Separatists in Government

When the Canadian Parliament reconvenes in January, it's looking quite likely that the government will be taken over by a coalition of the Liberals, NDP, and Bloc Quebecois. One point of consternation for some about this proposed coalition is that it includes the Bloc, whose platform includes independence for Quebec. The concern goes beyond simply objecting to power being held by those whose policy priorities you disagree with -- the claim is that it's illegitimate for a country to be run by people who want to see the country broken up. Similar concerns were raised when it was discovered that then-US VP candidate Sarah Palin had ties to the Alaska Independence Party*. How could we possibly vote for a VP who might want her home state to not be part of the country at all?

I have trouble seeing how there's anything particularly wrong with separatists running for, and attaining, leadership positions in the country they wish to separate from. The idea that it's illegitimate seems to come from thinking of the country as an entity with its own interests -- in which case, it does seem odd to give control of it to someone who opposes its existence.

But countries don't have interests independent of the interests of their members. Governments are tools created by groups of people to implement policies in the interest of the citizens. One such policy may be to rearrange the borders of the country. That may very well be a bad policy -- but there are lots of bad policies a party may wish to implement (from what I saw of the Alaska Independence Party's platform, seceding from the US was about the least objectionable plank to me).

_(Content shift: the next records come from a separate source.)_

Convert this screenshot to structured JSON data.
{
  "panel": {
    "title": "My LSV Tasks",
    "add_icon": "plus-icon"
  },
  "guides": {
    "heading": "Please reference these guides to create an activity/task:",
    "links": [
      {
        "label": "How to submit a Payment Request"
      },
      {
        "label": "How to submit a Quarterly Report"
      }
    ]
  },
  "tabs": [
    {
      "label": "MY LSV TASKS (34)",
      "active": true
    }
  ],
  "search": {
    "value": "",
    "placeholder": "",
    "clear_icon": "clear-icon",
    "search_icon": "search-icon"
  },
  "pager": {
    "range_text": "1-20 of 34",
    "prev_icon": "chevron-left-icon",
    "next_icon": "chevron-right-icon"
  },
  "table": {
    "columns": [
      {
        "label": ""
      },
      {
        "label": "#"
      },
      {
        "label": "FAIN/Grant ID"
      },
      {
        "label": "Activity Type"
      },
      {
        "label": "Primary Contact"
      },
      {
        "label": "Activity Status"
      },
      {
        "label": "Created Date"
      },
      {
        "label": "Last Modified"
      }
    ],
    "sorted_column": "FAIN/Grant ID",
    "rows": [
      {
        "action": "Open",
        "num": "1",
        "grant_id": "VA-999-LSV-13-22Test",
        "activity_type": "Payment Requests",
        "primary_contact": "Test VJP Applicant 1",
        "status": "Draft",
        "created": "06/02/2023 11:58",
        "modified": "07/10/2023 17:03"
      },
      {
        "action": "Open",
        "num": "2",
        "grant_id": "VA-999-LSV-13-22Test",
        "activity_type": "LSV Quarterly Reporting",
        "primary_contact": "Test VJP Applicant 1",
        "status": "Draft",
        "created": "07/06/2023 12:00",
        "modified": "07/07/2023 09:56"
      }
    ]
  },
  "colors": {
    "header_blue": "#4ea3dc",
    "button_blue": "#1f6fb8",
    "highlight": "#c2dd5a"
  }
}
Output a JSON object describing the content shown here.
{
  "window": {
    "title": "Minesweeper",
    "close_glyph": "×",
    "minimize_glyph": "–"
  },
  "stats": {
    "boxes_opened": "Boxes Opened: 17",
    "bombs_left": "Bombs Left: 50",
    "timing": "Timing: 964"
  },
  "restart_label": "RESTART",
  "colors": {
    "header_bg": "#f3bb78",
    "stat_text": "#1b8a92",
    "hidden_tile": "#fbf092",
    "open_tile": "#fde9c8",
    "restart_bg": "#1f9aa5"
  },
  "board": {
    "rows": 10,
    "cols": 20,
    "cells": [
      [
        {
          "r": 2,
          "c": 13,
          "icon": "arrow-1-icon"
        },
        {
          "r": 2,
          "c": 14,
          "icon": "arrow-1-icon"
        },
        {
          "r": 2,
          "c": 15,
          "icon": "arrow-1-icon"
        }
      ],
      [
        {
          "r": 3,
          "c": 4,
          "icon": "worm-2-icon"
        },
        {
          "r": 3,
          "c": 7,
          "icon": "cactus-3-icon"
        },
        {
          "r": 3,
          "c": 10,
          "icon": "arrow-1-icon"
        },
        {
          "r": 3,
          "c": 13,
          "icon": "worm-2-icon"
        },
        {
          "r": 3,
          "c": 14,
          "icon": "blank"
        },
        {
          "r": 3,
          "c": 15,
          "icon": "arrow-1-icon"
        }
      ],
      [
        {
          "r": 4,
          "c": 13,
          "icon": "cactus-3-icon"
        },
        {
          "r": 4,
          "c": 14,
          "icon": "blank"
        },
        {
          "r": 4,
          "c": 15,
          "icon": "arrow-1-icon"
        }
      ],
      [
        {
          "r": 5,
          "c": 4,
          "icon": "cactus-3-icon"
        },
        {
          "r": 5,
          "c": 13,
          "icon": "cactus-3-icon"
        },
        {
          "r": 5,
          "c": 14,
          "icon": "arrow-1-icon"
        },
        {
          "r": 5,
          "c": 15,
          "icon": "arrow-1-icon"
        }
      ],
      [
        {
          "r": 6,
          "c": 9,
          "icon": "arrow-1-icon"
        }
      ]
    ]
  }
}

To say that separatism is an inherently illegitimate policy for a governing party to support implies one of two conclusions, neither of which strike me as particularly palatable:
1) Separatism, if it's a good policy, must be pursued outside the normal policymaking process -- which means armed rebellion. I don't think I'm alone in preferring to go the way of Czechoslovakia rather than Yugoslavia.
2) Separatism is an inherently illegitimate policy -- it's wrong to want to alter the existing borders of countries. But how can we say the current borders, most of which are accidents of history, are sacrosanct?

It's fine to oppose separatism for Quebec or Alaska on the merits, and on that basis to oppose politicians who back those policies (I actually don't have a real opinion on those issues). But there's nothing illegitimate about them proposing such policies, or of winning high office while supporting them.

*Ties which turned out to be much less significant than initial reports suggested.

1 Comments:

Blogger ogre said...

Technically, the proposal (as I understood it!) is a Lib-NDP coalition which the Bloc will support on vote of confidence issues for, I believe, 18 months (might be longer...).

That doesn't make the Bloc part of the coalition government. It's an agreement to help bring down the Conservative minority government and to support the proposed coalition on key votes.

The idea that it should be anathema for a government to accept the support of the Bloc is... well, ludicrous. It's also hypocritical (shock, I know) for the Conservatives to wail about it, since they sought it themselves.

The overall point you make, however, I fully agree with.